Mr. Southey might have mentioned, too,—as belonging to the same class of effects with those produced by the mosses "of many a hue" that "vary the old tree's brown bark,"—those members of the forest which retain their dead and many tinted leaves till the ensuing spring, hanging occasional wreaths of strange and fantastic beauty in the white tresses of winter, together with the rich contrast presented by the red twigs of the dog-wood amid the dark colors of the surrounding boughs. The starry heavens, too, at this period of the year, present an occasional aspect of extraordinary brilliancy; and the long winter nights are illustrated by a pomp of illumination, presenting magnificent contrasts to the cold and cheerless earth, and offering unutterable revelations at once to the physical and mental eye.
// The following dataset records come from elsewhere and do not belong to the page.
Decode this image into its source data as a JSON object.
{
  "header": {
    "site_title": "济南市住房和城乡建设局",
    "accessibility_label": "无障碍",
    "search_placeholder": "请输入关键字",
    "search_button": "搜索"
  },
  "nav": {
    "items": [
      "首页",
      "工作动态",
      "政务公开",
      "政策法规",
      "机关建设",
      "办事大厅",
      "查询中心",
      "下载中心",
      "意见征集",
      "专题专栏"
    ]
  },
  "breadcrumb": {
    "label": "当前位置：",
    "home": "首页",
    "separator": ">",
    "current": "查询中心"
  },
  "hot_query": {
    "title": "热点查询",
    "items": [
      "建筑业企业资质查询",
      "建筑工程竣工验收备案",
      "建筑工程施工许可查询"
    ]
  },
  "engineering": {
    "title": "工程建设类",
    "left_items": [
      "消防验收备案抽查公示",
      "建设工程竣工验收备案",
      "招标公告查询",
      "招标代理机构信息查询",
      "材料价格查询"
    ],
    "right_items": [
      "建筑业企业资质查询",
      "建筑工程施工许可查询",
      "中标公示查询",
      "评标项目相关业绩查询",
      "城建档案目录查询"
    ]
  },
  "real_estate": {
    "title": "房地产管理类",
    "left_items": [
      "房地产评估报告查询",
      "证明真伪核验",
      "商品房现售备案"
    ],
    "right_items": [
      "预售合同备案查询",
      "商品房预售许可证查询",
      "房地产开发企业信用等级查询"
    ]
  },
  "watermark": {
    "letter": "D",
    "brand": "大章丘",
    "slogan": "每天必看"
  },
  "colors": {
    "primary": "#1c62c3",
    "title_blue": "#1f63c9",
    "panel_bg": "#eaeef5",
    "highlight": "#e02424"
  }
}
Amongst the traces of a former beauty not utterly extinguished, and the suggestions of a summer feeling not wholly passed away, we have those both of sight and scent and sound. The lark, "all independent of the leafy spring," as Wordsworth says, has not long ceased to pour his anthem through the sky. In propitious seasons, such as we have enjoyed for some years past, he is almost a Christmas-carol singer. The China-roses are with us still, and under proper management will stay with us till the snowdrops come. So will the anemones and the wallflowers; and the aconite may be won to come, long "before the swallow dares, and take the winds of January with beauty." The cold air may be kept fragrant with the breath of the scented coltsfoot, and the lingering perfume of the mignonette. Then we have rosemary, too, "mocking the winter of the year with perfume,"—
"Rosemary and rue, which keep
Seeming and savor all the winter long."
"It looks," says Leigh Hunt, pleasantly, "as if we need have no winter, if we choose, as far as flowers are concerned." "There is a story," he adds, "in Boccaccio, of a magician who conjured up a garden in winter-time. His magic consisted in his having a knowledge beyond his time; and magic pleasures, so to speak, await on all who choose to exercise knowledge after his fashion."
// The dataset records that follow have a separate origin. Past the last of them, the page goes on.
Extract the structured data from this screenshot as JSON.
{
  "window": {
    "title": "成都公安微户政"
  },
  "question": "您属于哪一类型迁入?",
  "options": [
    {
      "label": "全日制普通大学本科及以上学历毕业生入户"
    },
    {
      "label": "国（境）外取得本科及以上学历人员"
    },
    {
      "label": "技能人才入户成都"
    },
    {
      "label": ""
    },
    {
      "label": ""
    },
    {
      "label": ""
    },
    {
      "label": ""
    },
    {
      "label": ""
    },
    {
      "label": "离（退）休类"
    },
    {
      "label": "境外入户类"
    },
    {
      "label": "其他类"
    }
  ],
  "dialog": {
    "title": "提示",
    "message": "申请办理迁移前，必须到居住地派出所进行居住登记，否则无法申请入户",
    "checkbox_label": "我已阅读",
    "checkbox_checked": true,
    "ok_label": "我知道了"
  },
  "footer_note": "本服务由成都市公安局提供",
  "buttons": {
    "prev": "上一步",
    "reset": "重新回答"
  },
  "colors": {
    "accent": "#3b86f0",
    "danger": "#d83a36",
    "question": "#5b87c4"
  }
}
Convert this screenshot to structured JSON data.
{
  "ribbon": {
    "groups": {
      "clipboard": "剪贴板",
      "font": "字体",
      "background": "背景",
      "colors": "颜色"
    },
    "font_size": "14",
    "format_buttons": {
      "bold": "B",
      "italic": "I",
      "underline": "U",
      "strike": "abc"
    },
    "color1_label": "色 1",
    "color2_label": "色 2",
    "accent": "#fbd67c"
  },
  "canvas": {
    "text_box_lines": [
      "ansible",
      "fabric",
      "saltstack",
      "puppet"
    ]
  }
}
But what we would allude to more particularly here are the evergreens, which, with their rich and clustering berries, adorn the winter season, offering a provision for the few birds that still remain, and hanging a faint memory of summer about the hedges and the groves. The misletoe with its white berries, the holly (Virgil's acanthus) with its scarlet berries and pointed leaves, the ivy whose berries are green, the pyracanthus with its berries of deep orange, the arbutus exhibiting its flowers and fruit upon adjacent boughs, the glossy laurel and the pink-eyed laurestine (not to speak of the red berries of the May-bush, the purple sloes of the blackthorn, or others which show their clusters upon leafless boughs, nor of the evergreen trees,—the pine, the fur, the cedar, or the cypress), are all so many pleasant remembrancers of the past, and so many types to man of that which is imperishable in his own nature. And it is probably both because they are such remembrancers of what the heart so much loves, and such types of what it so much desires, that they are gathered about our doors and within our homes at this period of natural decay and religious regeneration, and mingle their picturesque forms and hopeful morals with all the mysteries and ceremonies of the season.